Q: There are a number of services that are not billable to Medicaid but which are nonetheless crucial to the functioning of an effective provider network. Because they are not reflected in the claims data, they will not be reflected for the attribution. Will this be taken into account?

A: DOH will take that into consideration and try to find a solution.

Q: Will the PPSs have access to PHI for Medicaid members who are not attributed to that PPS but who are nonetheless users of services / providers in the PPS´s network?

A: For sole PPSs in the area, this will not be a problem but for other PPSs, we will need to consider how this might be possible through the approval processes.

Q: Is DOH open to incorporating HEDIS measures - and the data feeds currently used for them - into the DSRIP program? Will DOH be leveraging any processes that are used for the MCOs if they are the same as for the PPSs?

A: Plans will be accountable to the same measures. There might be a natural synergy between the plans and the PPSs in this regard and this is something the State will look into.

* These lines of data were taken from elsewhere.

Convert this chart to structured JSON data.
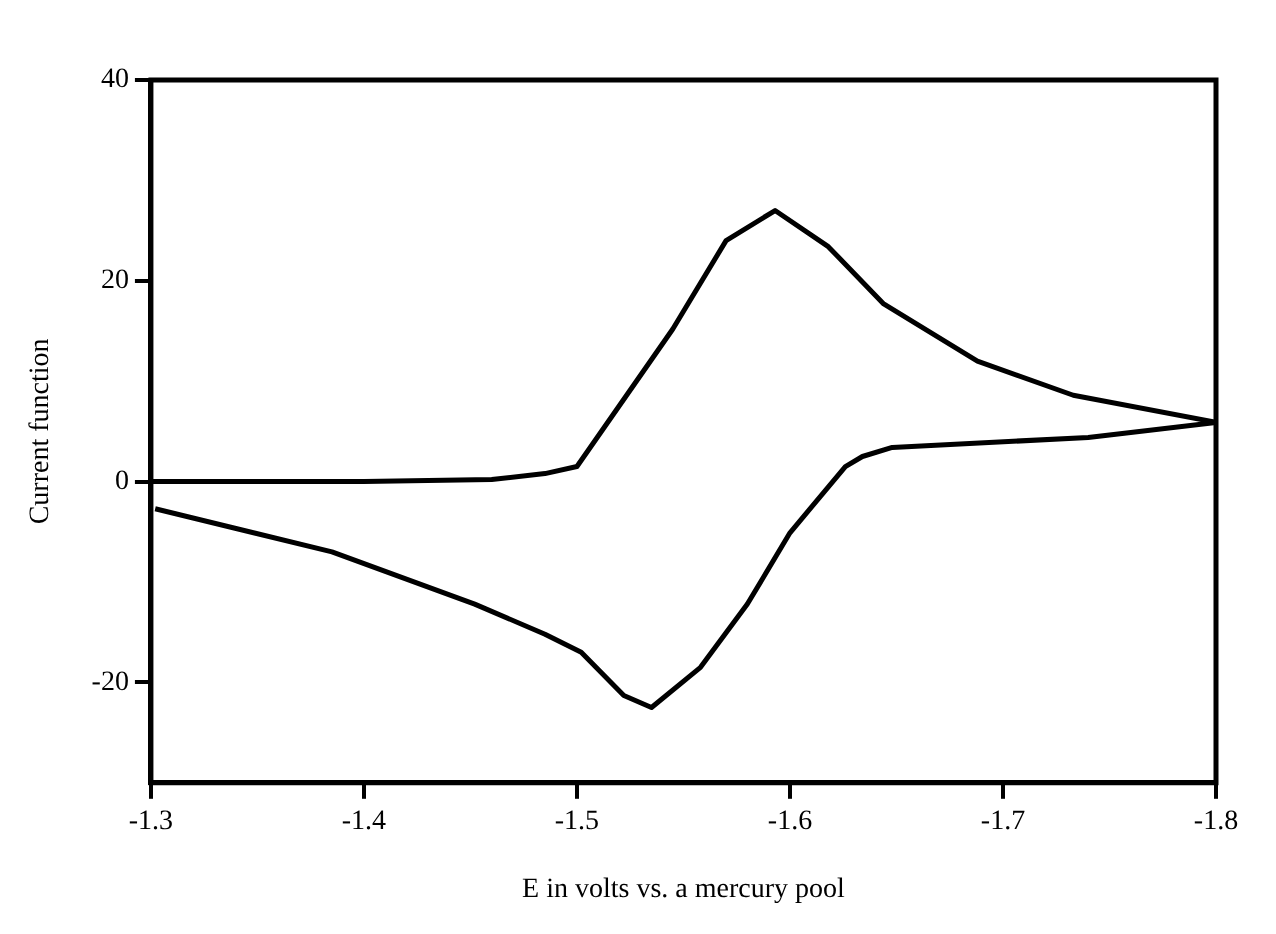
{
  "chart_data": {
    "type": "line",
    "xlabel": "E in volts vs. a mercury pool",
    "ylabel": "Current function",
    "xlim": [
      -1.3,
      -1.8
    ],
    "xticks": [
      -1.3,
      -1.4,
      -1.5,
      -1.6,
      -1.7,
      -1.8
    ],
    "ylim": [
      -30,
      40
    ],
    "yticks": [
      -20,
      0,
      20,
      40
    ],
    "grid": false,
    "marker": "none",
    "line_style": "solid",
    "series": [
      {
        "color": "#000000",
        "x": [
          -1.3,
          -1.4,
          -1.46,
          -1.485,
          -1.5,
          -1.545,
          -1.57,
          -1.593,
          -1.618,
          -1.644,
          -1.688,
          -1.733,
          -1.8
        ],
        "values": [
          0,
          0,
          0.2,
          0.8,
          1.5,
          15.2,
          24,
          27,
          23.4,
          17.7,
          12,
          8.6,
          5.9
        ]
      },
      {
        "color": "#000000",
        "x": [
          -1.8,
          -1.74,
          -1.648,
          -1.634,
          -1.626,
          -1.6,
          -1.58,
          -1.558,
          -1.535,
          -1.522,
          -1.502,
          -1.485,
          -1.452,
          -1.385,
          -1.302
        ],
        "values": [
          5.9,
          4.4,
          3.4,
          2.5,
          1.5,
          -5.1,
          -12.2,
          -18.5,
          -22.5,
          -21.3,
          -17,
          -15.2,
          -12.2,
          -7,
          -2.7
        ]
      }
    ]
  }
}
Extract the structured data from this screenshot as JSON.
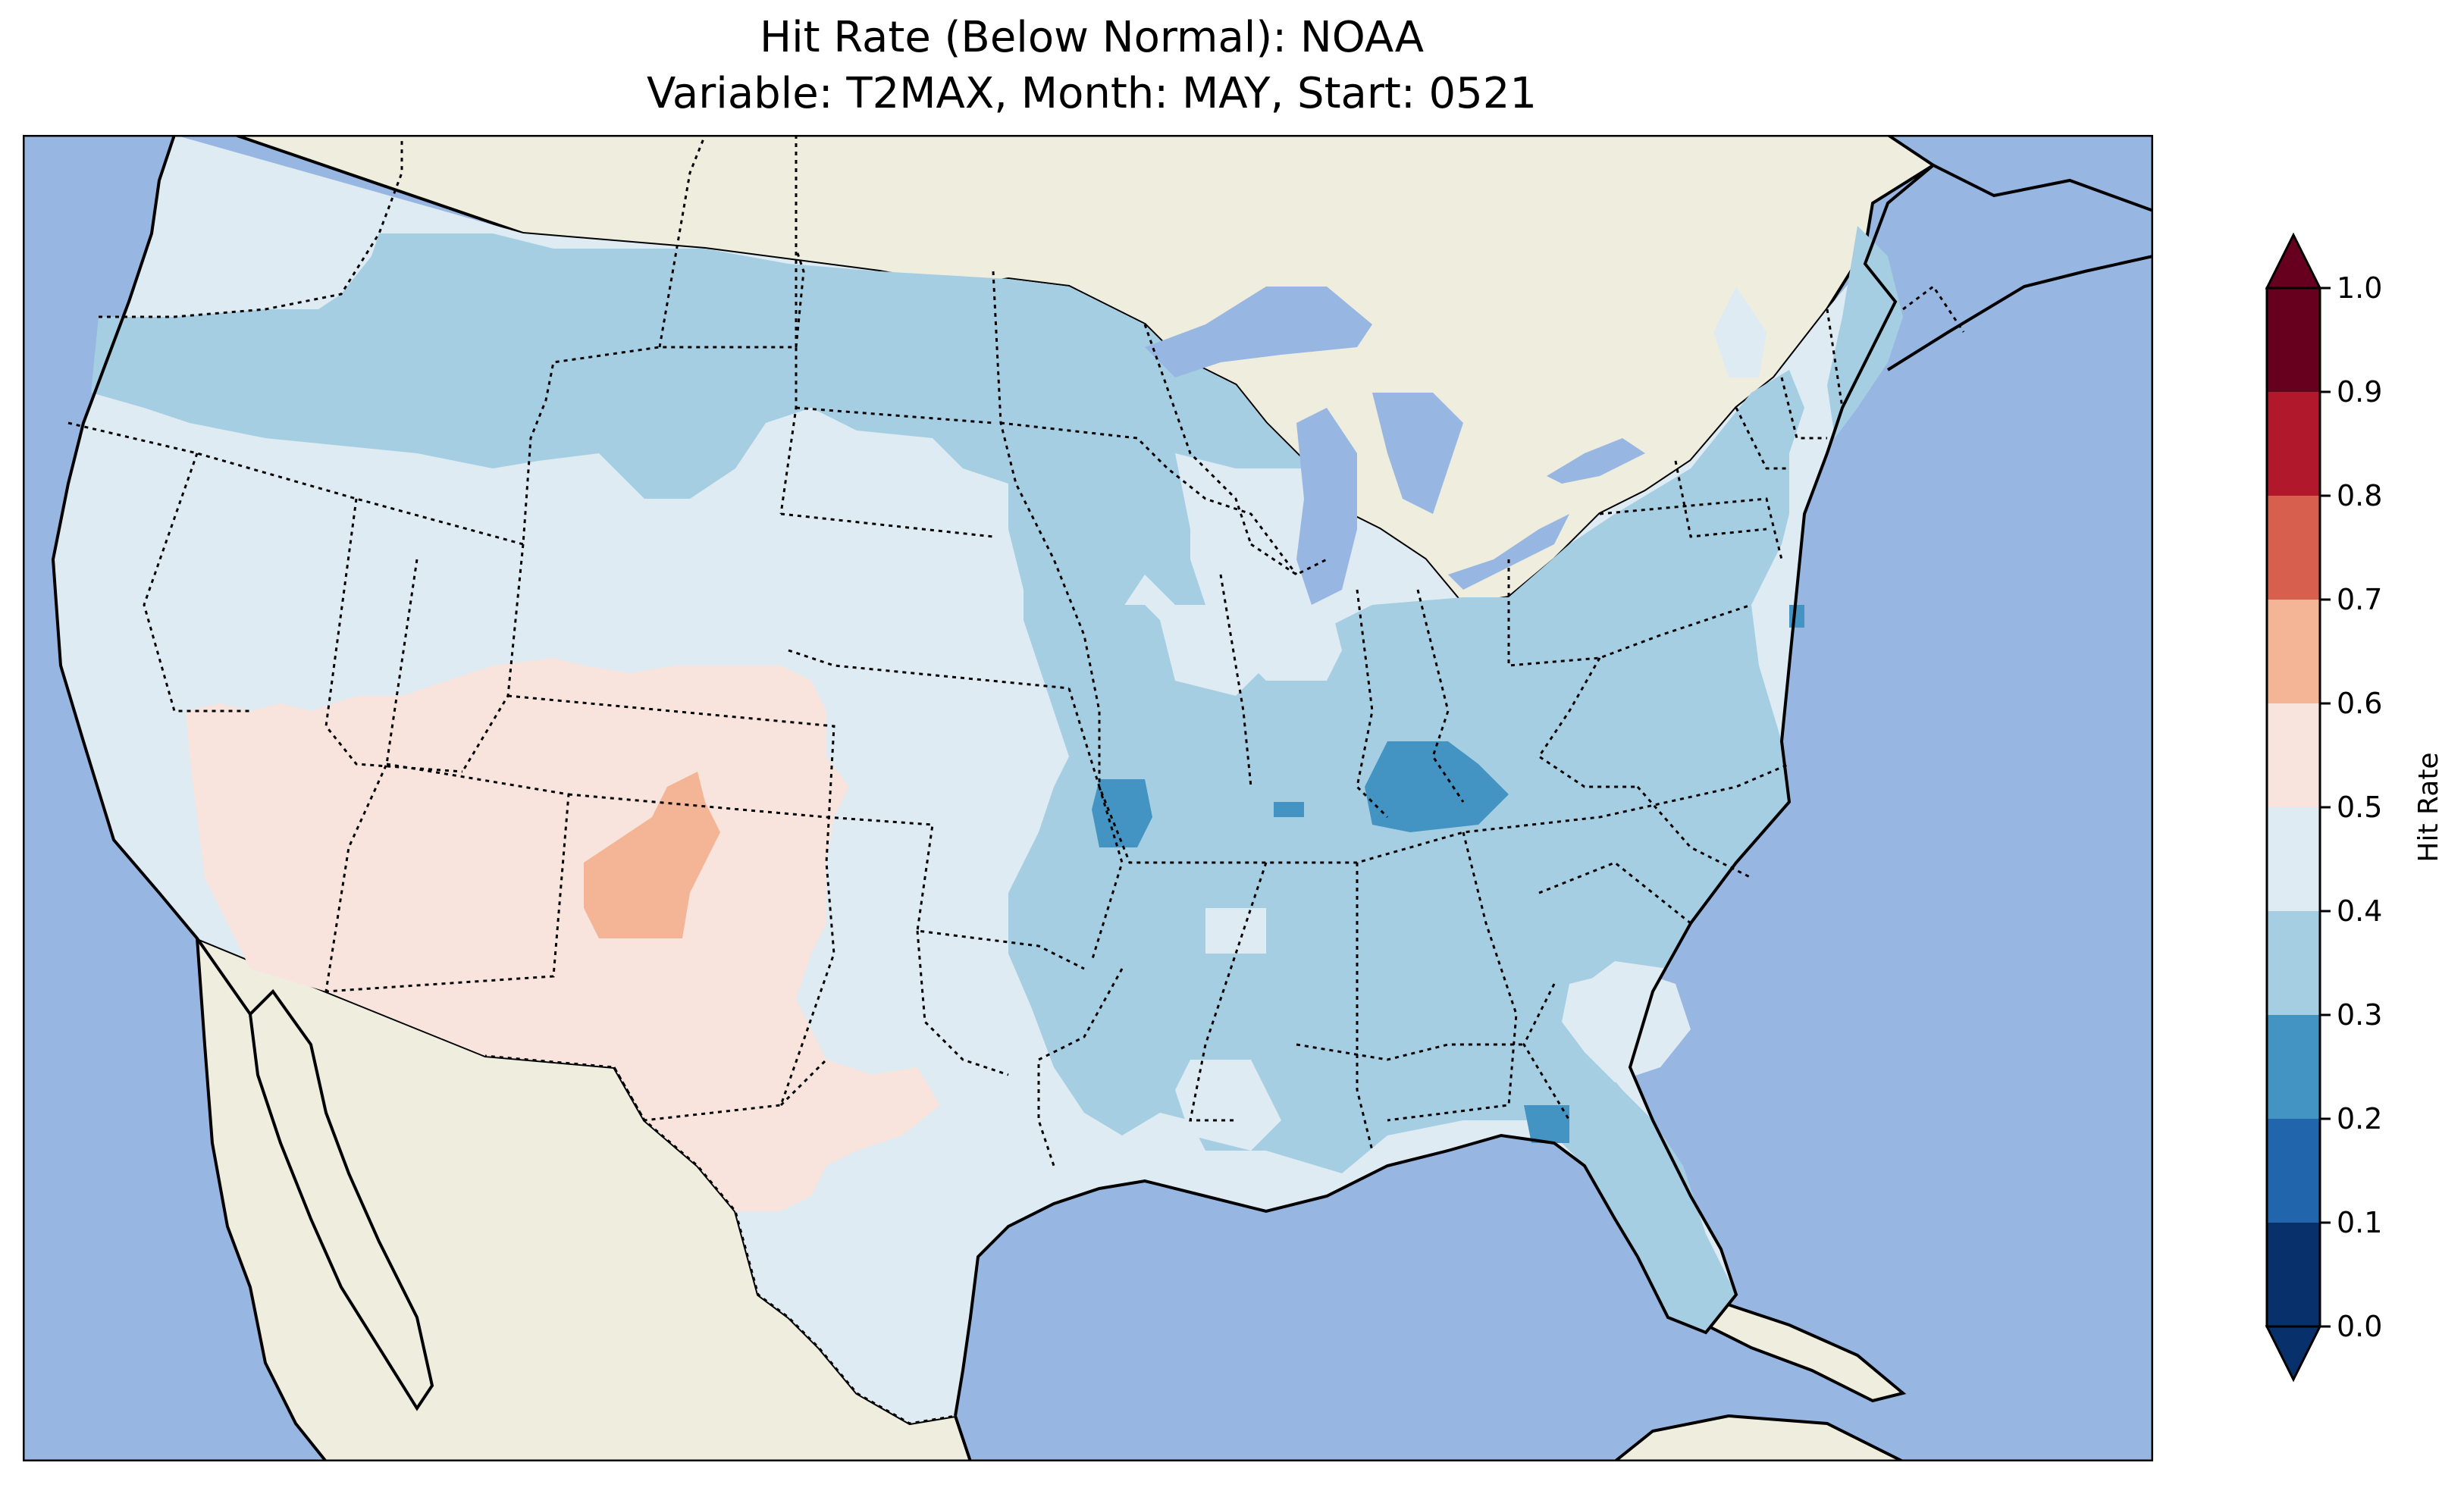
{
  "title": {
    "line1": "Hit Rate (Below Normal): NOAA",
    "line2": "Variable: T2MAX, Month: MAY, Start: 0521"
  },
  "colorbar": {
    "label": "Hit Rate",
    "ticks": [
      "0.0",
      "0.1",
      "0.2",
      "0.3",
      "0.4",
      "0.5",
      "0.6",
      "0.7",
      "0.8",
      "0.9",
      "1.0"
    ],
    "bins": [
      {
        "range": [
          0.0,
          0.1
        ],
        "color": "#08306b"
      },
      {
        "range": [
          0.1,
          0.2
        ],
        "color": "#2166ac"
      },
      {
        "range": [
          0.2,
          0.3
        ],
        "color": "#4393c3"
      },
      {
        "range": [
          0.3,
          0.4
        ],
        "color": "#a6cee3"
      },
      {
        "range": [
          0.4,
          0.5
        ],
        "color": "#deebf3"
      },
      {
        "range": [
          0.5,
          0.6
        ],
        "color": "#f8e4dc"
      },
      {
        "range": [
          0.6,
          0.7
        ],
        "color": "#f4b496"
      },
      {
        "range": [
          0.7,
          0.8
        ],
        "color": "#d6604d"
      },
      {
        "range": [
          0.8,
          0.9
        ],
        "color": "#b2182b"
      },
      {
        "range": [
          0.9,
          1.0
        ],
        "color": "#67001f"
      }
    ],
    "extend_low_color": "#08306b",
    "extend_high_color": "#67001f"
  },
  "colors": {
    "ocean": "#97b6e1",
    "land": "#efedde",
    "coast": "#000000"
  },
  "map_regions": [
    {
      "region": "Pacific Northwest / Northern Rockies / Northern Plains / Midwest / East",
      "hit_rate_bin": "0.3-0.4"
    },
    {
      "region": "Great Basin / California / Southern Plains / Texas / Upper Great Lakes",
      "hit_rate_bin": "0.4-0.5"
    },
    {
      "region": "Desert Southwest / Four Corners",
      "hit_rate_bin": "0.5-0.6"
    },
    {
      "region": "Northern New Mexico",
      "hit_rate_bin": "0.6-0.7"
    },
    {
      "region": "Missouri / Kentucky / Florida panhandle spots",
      "hit_rate_bin": "0.2-0.3"
    }
  ]
}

Q: How does that relate to FFS?
A: This is also something the State will be looking into, although FFS is becoming a smaller pool and will continue to do so over the life of the DSRIP program.

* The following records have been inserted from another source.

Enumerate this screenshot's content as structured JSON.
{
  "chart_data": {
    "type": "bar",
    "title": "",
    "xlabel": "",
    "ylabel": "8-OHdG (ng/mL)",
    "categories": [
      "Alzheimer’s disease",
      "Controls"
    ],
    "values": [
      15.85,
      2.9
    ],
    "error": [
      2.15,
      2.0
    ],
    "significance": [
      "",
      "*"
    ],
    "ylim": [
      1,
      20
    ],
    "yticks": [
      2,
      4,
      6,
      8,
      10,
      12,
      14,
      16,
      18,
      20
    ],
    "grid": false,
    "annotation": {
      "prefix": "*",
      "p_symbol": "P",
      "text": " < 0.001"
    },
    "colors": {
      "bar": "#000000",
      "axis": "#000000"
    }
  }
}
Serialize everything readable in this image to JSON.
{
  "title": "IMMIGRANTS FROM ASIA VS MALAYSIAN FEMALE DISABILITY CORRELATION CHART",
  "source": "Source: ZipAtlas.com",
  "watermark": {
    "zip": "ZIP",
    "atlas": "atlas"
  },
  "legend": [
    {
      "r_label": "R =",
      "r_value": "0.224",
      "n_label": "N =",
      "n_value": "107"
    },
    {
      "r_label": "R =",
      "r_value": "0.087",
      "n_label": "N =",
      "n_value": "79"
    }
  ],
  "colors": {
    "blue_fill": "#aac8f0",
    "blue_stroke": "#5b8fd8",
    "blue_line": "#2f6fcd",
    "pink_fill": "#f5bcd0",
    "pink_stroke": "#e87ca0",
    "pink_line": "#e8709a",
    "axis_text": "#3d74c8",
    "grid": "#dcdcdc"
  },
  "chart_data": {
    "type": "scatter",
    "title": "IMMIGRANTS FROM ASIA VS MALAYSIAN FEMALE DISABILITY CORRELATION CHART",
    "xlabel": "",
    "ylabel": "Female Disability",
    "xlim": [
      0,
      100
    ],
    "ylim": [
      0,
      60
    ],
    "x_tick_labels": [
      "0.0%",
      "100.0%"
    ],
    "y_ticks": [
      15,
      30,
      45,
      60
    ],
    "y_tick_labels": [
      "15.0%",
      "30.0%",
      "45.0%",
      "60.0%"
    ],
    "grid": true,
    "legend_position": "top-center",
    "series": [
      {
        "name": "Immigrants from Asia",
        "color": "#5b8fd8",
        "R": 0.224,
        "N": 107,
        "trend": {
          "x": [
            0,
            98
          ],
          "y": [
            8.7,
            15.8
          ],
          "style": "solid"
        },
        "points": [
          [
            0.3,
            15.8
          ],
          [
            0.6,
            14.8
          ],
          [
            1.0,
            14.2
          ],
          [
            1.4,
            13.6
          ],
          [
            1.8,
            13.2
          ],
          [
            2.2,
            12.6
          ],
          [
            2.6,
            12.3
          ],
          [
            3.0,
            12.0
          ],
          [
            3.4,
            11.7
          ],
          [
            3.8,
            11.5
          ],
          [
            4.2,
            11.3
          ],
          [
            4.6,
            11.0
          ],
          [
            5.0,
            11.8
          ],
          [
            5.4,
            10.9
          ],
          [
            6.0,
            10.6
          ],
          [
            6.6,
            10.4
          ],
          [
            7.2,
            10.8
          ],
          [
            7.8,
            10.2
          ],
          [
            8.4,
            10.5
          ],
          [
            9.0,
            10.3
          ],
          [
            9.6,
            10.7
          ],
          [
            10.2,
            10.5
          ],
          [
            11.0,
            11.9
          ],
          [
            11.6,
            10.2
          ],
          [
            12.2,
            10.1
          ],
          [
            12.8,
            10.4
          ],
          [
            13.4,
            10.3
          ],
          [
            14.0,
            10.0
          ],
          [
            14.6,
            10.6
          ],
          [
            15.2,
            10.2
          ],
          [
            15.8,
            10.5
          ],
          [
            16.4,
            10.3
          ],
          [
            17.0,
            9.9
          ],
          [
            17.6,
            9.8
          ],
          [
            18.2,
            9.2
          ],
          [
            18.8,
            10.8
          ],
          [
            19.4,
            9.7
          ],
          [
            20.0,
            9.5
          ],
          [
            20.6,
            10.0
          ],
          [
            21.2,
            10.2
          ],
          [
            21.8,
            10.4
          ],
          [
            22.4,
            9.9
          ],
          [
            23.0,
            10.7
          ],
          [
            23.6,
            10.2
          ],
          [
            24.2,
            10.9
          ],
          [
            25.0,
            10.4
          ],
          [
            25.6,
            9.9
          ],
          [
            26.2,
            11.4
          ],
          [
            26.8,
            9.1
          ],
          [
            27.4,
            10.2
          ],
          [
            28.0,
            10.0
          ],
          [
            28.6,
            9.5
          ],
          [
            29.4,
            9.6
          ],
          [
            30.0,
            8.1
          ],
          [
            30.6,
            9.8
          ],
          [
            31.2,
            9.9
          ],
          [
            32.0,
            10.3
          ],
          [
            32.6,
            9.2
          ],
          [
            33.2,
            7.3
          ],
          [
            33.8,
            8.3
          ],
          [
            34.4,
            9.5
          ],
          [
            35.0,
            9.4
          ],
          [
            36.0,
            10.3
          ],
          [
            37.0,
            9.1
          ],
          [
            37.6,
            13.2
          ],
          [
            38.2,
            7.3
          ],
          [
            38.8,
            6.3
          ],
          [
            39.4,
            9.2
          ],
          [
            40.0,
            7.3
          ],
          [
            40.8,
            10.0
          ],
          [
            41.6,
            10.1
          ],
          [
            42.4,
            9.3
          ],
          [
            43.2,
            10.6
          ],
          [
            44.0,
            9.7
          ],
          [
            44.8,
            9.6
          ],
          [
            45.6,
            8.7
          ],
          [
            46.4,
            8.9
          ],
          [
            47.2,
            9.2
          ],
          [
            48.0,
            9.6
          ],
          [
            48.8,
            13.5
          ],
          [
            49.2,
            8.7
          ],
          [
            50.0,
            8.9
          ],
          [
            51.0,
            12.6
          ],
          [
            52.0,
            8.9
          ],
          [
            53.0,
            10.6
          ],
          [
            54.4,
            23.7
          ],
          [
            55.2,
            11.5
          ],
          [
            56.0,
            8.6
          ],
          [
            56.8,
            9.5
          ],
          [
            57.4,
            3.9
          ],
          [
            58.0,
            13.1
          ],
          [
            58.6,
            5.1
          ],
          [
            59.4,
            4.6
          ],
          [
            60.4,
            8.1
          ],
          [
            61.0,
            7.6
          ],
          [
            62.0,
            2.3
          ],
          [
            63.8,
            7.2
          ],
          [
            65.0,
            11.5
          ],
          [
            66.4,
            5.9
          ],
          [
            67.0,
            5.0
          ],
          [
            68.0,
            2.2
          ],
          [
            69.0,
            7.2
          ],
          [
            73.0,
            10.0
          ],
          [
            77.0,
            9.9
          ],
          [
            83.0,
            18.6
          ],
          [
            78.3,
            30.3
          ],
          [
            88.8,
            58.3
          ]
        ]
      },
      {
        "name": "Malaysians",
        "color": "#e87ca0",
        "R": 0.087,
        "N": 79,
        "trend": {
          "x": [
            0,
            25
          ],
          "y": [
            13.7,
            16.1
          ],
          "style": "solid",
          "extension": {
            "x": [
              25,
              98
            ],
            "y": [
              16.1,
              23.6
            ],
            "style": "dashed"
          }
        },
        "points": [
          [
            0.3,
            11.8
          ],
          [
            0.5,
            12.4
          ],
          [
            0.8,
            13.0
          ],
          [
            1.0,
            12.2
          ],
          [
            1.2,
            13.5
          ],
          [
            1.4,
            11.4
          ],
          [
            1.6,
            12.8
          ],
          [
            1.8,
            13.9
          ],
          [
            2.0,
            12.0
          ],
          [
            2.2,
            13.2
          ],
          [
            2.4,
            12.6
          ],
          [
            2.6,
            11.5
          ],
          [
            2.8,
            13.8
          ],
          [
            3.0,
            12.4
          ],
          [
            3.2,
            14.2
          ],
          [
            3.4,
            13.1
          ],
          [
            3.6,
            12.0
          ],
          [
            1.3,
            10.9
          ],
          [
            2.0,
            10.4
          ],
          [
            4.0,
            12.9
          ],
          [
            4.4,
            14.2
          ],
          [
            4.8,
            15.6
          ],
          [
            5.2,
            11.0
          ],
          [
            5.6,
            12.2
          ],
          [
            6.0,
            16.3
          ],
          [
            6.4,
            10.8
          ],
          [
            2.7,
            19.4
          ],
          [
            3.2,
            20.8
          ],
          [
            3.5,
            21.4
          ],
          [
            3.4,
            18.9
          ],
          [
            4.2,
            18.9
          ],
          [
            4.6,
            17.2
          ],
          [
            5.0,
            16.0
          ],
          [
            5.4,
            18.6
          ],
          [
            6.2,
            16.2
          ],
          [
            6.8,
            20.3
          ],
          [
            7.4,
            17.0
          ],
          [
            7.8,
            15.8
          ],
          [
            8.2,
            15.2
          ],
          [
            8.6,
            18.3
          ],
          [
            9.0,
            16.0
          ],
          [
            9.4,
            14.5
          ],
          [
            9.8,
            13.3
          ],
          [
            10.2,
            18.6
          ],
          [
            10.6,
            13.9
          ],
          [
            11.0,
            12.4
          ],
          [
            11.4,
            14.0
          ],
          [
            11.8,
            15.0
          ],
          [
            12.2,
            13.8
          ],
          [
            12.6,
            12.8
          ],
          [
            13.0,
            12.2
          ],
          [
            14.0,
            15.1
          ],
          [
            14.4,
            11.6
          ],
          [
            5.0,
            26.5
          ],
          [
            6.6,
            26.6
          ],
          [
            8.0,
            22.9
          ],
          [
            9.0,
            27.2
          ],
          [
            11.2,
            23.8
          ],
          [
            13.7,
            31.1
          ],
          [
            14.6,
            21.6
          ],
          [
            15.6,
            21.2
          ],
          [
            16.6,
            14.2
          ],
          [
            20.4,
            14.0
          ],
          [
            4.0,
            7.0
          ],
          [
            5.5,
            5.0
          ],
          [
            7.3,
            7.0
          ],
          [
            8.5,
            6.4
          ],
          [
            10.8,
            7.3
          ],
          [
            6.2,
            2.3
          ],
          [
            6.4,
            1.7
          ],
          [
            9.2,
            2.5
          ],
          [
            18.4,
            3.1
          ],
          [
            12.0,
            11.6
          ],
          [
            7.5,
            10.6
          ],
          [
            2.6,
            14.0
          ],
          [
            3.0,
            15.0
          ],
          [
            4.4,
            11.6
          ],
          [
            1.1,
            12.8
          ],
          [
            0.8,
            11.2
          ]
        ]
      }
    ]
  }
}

Q: How will HIE sharing be impacted by integrated services?

A: DOH is looking closely at the 'opt out' model used by the ACOs. There may be some network consent as part of the information exchange, and hopefully a consent form built into Health Homes contracts for accessing data. This is still being finalized, and there will be a walk-through of patient consent forms within DSRIP in the future.

Capital funding

Q: Can someone clarify the capital funding process and what PPSs should do if they have questions?

A: The deadline is Feb 20th. If there are other basic questions around process, then we can field them.

Q: Capital funding. The success of some of the DSRIP projects will depend heavily on capital funding. If capital funding requests are not successful, how will the projects be implemented? When will capital be available?

A: DOH adjusted the timeline so that the announcements about capital funding will be made before implementation plans are finalized. Having said that, PPSs should not assume they will get the full amount of capital funding they requested. The total ask was approximately $3bn, whereas the amount initially allocated for these funding requests was approximately $1.2bn. PPSs should therefore have contingency plans to deal with a situation in which they do not receive the capital funding they have requested.


Q: Is this DSRIP program - and particularly the performance model - a copy of what other states have done?

A: No, all ´DSRIPs´ are all different. This is more complex than in CA, TX, and NJ, with more funds involved and a stronger accountability structure in place.

Q: Is there a source of this model?
A: This model is unique, although there are elements that were used in other places - for example MCOs have been accountable to many of these performance measures already. The speed and scale element is unique.